Thursday, March 16, 2017

35. DESCRIPTIVE STATISTICS

OBJECTIVE

Analyze the distribution of one or several variables in a data set.


DESCRIPTION

In statistical analysis the first step is to analyze the available data. This step is also useful to check for outliers or for the assumption of normality to use these data for a particular statistical model or test (see 36. INTRODUCTION TO REGRESSIONS). Since the analysis of these assumptions is included in the chapter introducing regressions, here I will focus on the descriptive statistics that are useful for describing numeric variables:


Statistic
Description
Mean
Arithmetic mean of the data
Standard Error
Represents the difference between the expected value and the actual value
Median
Central value (the value that divides the data in two – in the case of an even number of values, the median is the mean of the two central values)
Mode
Most frequent value
Standard Deviation
A measure of how values are spread out. Mathematically, it is the square root of the variance
Sample Variance
Average of the squared differences between each value and the mean (it is also a measure of how values are spread out)
Kurtosis
A measure of the “peakedness” and flatness of the distribution *. “0” means that the shape is that of a normal distribution, a flatter distribution has negative kurtosis, and a more peaked distribution has positive kurtosis
Skewness
A measure of the symmetry of the distribution. “0” means that the distribution is symmetrical. If the value is negative, the distribution has a long tail on the left, and if it is positive, it has a long tail on the right. As a rule of thumb, a distribution is considered to be symmetrical if the kurtosis is between 1 and -1
Range
The difference between the largest and the smallest value
Minimum
The smallest value
Maximum
The largest value
Sum
The sum of values
Count
The number of values

As shown in the template, these statistics can be calculated either using the Excel complement “Data Analysis” or using the Excel functions.

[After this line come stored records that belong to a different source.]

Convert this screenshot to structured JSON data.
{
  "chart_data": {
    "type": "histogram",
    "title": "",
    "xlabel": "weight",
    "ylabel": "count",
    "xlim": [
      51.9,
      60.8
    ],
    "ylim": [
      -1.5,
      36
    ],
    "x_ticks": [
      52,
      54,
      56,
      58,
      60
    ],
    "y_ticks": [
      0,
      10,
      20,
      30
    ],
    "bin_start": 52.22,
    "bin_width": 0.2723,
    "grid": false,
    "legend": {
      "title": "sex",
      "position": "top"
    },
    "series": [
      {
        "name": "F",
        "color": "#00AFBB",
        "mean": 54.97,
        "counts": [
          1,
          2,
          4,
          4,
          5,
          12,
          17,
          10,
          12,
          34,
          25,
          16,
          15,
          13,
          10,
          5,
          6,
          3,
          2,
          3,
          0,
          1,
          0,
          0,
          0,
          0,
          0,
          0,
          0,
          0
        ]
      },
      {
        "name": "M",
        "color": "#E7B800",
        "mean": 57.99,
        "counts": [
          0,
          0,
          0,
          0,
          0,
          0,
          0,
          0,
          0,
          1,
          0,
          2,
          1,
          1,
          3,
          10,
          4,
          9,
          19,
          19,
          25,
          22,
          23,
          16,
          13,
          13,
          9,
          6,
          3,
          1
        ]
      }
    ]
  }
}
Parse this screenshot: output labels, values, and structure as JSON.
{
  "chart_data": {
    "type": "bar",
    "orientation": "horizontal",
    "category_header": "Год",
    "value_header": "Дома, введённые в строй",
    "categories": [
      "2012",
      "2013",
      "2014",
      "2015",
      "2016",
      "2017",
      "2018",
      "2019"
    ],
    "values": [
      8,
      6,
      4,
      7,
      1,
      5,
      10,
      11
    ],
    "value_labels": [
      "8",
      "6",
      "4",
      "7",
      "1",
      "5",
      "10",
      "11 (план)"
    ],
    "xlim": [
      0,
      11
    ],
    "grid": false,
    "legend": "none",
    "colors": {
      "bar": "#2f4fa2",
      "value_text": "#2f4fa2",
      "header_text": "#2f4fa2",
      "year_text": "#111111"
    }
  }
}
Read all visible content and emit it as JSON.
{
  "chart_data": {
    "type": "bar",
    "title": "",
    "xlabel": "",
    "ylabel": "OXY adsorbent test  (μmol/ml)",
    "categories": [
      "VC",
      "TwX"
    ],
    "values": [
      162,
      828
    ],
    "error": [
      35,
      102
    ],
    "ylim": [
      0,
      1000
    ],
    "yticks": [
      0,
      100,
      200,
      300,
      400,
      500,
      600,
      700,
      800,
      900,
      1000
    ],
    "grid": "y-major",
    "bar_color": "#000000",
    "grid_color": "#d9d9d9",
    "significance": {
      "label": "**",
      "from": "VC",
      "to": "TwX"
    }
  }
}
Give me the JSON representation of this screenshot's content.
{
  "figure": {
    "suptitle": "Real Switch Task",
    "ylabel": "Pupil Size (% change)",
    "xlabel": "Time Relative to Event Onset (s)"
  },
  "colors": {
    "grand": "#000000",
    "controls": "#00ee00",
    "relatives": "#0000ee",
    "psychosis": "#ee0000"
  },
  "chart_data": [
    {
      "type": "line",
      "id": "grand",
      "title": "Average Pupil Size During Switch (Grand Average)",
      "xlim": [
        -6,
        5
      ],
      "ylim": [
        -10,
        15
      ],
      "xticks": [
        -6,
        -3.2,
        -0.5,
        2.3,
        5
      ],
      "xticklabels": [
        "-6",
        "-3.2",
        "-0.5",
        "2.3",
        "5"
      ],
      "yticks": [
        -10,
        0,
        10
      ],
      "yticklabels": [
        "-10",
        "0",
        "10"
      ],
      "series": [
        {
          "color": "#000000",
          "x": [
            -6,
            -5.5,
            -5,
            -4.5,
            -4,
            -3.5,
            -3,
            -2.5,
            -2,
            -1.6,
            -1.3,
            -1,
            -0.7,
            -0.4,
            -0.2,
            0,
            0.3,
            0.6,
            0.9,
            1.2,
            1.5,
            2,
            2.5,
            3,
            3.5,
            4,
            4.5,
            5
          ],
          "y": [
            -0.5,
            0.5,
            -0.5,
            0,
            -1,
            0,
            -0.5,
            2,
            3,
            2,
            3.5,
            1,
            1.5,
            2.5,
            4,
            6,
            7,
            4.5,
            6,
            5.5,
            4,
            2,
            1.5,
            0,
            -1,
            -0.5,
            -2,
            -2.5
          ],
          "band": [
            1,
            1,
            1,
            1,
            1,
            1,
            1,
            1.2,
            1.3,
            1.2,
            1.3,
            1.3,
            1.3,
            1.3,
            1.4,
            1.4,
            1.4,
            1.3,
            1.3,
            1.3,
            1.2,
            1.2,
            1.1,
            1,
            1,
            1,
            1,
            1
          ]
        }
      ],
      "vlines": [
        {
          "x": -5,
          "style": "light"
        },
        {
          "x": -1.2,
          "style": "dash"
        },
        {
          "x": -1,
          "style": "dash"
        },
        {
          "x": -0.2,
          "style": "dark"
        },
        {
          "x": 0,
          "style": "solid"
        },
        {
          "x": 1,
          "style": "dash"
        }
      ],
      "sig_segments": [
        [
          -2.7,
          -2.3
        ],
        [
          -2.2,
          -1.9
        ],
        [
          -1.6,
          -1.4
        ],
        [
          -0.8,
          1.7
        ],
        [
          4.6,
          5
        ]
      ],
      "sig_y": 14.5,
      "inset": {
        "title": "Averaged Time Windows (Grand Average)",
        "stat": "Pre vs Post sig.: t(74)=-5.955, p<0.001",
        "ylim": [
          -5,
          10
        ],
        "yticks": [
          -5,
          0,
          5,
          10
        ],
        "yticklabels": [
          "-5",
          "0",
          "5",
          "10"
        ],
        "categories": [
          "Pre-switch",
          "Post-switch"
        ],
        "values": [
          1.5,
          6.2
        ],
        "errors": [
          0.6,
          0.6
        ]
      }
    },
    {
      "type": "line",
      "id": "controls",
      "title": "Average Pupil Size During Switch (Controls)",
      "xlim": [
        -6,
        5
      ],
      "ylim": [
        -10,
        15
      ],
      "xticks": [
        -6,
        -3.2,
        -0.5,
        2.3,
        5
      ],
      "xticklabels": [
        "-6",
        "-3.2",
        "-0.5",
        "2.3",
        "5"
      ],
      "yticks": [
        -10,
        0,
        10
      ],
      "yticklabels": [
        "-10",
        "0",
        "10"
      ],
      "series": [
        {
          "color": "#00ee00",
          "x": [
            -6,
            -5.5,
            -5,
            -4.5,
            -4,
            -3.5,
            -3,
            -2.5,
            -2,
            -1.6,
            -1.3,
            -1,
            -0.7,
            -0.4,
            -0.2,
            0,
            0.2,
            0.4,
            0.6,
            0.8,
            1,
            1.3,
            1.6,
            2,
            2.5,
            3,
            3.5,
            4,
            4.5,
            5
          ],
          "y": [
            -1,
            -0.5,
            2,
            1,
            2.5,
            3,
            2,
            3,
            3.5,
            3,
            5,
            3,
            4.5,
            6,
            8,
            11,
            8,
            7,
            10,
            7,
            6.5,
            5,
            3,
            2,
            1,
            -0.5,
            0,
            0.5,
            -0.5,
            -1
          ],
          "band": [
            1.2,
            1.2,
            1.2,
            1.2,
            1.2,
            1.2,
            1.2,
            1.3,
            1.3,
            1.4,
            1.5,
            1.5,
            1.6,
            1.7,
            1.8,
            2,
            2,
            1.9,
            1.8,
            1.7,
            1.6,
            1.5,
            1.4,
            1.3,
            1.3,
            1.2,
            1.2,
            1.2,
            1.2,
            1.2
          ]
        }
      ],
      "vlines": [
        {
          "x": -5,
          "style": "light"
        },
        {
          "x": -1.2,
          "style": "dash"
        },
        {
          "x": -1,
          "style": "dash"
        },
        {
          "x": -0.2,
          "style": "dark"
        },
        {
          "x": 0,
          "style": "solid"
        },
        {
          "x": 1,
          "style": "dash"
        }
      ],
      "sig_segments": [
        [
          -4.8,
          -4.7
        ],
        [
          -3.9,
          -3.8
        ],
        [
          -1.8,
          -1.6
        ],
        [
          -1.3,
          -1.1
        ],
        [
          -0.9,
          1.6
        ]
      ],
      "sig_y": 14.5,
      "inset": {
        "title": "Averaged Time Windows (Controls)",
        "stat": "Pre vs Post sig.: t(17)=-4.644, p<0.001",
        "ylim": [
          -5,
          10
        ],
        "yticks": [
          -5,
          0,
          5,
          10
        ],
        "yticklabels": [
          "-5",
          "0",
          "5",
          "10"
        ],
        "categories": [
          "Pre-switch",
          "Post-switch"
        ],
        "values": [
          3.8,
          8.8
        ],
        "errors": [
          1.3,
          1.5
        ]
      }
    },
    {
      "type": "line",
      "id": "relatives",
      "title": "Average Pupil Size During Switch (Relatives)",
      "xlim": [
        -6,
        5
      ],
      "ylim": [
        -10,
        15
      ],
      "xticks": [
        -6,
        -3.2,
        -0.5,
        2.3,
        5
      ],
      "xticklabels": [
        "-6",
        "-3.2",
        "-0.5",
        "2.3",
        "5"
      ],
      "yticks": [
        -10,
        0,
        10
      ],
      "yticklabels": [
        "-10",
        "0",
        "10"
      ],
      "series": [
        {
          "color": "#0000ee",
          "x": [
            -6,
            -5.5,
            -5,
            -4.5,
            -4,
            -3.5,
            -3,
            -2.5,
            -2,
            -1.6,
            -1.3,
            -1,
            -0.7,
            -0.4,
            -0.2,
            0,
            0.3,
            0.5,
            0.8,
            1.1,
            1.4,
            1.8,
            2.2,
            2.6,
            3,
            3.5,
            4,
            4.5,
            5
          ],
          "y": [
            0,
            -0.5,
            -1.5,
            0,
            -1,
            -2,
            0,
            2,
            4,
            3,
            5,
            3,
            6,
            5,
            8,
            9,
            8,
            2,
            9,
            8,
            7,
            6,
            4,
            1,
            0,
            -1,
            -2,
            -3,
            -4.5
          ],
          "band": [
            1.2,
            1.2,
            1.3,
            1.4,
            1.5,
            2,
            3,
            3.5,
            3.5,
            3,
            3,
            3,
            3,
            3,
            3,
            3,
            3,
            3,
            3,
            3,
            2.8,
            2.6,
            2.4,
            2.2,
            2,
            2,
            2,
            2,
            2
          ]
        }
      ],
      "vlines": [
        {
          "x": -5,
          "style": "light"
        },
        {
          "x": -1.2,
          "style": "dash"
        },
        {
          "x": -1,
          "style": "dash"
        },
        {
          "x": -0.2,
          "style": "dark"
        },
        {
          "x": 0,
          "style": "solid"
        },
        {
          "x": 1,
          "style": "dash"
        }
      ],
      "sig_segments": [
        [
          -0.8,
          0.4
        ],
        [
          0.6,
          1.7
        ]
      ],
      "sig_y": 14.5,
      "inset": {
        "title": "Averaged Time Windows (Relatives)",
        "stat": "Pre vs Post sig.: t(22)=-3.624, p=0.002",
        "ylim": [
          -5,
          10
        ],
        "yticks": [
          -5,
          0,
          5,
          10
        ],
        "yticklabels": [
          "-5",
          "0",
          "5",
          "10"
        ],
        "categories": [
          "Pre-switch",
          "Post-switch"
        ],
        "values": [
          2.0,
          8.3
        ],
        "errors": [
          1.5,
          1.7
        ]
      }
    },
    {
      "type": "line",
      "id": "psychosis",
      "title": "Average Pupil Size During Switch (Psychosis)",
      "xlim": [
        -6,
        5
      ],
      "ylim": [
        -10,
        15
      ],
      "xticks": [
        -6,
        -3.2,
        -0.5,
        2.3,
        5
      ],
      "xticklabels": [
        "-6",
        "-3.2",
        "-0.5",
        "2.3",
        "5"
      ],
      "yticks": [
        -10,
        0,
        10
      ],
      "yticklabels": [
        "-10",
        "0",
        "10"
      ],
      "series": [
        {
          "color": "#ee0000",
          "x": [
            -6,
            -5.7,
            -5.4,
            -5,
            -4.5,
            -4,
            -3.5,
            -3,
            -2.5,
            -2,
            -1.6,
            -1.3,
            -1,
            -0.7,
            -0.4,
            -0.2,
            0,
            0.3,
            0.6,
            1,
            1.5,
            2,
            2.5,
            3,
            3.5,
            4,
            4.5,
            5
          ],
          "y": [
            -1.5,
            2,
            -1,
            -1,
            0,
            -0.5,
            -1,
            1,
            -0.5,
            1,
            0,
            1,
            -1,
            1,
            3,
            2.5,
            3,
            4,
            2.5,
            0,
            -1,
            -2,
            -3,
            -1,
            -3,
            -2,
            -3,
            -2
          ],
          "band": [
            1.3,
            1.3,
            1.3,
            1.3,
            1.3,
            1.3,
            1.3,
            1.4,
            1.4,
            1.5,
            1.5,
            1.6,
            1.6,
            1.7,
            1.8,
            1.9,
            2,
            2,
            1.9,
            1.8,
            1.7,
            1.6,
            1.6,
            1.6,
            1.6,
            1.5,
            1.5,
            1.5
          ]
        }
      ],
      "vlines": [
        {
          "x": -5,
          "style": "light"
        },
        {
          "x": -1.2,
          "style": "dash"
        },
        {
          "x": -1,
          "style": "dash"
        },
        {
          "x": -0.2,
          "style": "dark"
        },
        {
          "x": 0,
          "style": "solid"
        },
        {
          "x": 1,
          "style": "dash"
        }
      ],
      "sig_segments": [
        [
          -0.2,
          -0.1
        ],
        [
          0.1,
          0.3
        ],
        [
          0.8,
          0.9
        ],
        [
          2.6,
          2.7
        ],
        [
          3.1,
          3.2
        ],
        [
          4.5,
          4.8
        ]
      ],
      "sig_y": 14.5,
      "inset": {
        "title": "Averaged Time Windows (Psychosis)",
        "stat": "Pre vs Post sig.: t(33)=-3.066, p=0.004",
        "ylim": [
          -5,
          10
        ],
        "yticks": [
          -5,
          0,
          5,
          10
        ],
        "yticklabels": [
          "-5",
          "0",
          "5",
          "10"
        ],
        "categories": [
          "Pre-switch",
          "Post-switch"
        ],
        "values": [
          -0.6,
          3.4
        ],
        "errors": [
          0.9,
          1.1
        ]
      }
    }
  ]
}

The same is valid for creating a histogram, with which we can analyze the frequency of values and gain an idea of the type of distribution. In Figure 30 a sample including age data is represented in a histogram. On the right a box plot provides more information, dividing our data into quartiles (grouping the values into 4 groups containing 25% of the values). The plot shows that 50% of people are aged approximately between 33 and 46 years, while the rest are spread across a bigger range of ages (25% from 46 to 64 and 25% from 18 to 33).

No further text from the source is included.